Investing.com – Today, Wednesday, financial markets are looking forward to interest rates, in order to determine the Fed’s next direction regarding the pace of interest rate hikes, or even lowering them in the coming months.
In this context, some economists argue that declining bond yields and loose financial conditions will in fact increase inflationary pressures.
“The bond market is moving lower, and that means the Fed will have to raise more,” says Avery Shenfeld, chief economist at CIBC World Markets.
On the other hand, some economists note that easy financial conditions are not the worst thing when you have an economy that is still in recession.
They believe that inflationary trends give the central bank the ability to stop as soon as possible in (March).
All parties agree that a quarter-point rate hike today is a foregone conclusion.. This would bring the Fed’s benchmark interest rate to a range of 4.5% – 4.75%.
The Fed will release its monetary policy statement today, Wednesday, at 2pm ET, followed by Powell’s press conference at 2:30pm.
“What Powell will say at his press conference is likely to be more effective than the decision itself,” said Krishna Guha, vice president of Evercore ISI.
Economists think Powell could turn aggressive – a term used to describe central bankers who care more about inflation than economic growth across these scenarios:
In December, a Fed statement said that Fed officials expect “continued increases in the target range would be appropriate.”

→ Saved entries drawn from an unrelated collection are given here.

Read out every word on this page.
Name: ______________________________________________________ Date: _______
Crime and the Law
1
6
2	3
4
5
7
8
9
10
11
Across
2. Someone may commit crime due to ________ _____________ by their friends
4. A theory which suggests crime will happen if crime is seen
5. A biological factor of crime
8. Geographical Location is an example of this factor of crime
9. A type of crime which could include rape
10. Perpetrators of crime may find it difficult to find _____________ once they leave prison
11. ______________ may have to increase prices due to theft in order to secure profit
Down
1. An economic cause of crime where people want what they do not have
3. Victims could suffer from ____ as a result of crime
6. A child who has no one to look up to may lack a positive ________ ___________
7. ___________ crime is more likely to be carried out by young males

Michael Feroli, chief US economist at JPMorgan (NYSE: NYSE), believes the Fed will revise the wording to say that continued increases are “likely appropriate” rather than assuming they are appropriate, so that there is room to explore how vulnerable the economy is. to raise interest rates in the coming period.
In the minutes of the Fed’s December meeting, officials worried that “undue easing of financial conditions, especially if driven by misconceptions by the Fed, would be a convoluted attempt to restore price stability.”
“If the Fed wanted to add a worrying touch to an announcement on Wednesday, it would suggest that rates don’t start falling again until 2024,” said Paul Ashworth, chief economist at Capital Economics.
The minutes of the (December) meeting of the Federal Reserve indicated that “it would be appropriate to begin reducing the targeted federal funds in 2023.”
Diane Swonk, chief economist at KPMG, believes Powell may echo that sentiment in his press conference on Wednesday.
Once every three months, Federal Reserve officials publish their forecasts for the path of interest rate policy, known as the “points”.
In December, the median forecast by Fed officials was for a rise to the 5%-5.25% range, which is the Fed’s target range this year, at a quarter-point pace, meaning the rate hike will end in May.
Last year, before the Score was published, Powell indicated that officials were prepared to move DOTS to a higher level than they had planned for in September.
Derek Holt, head of capital markets economics at Scotiabank, thinks that could happen again. “I think Powell might repeat what he said about how the points turned back in March,” he said.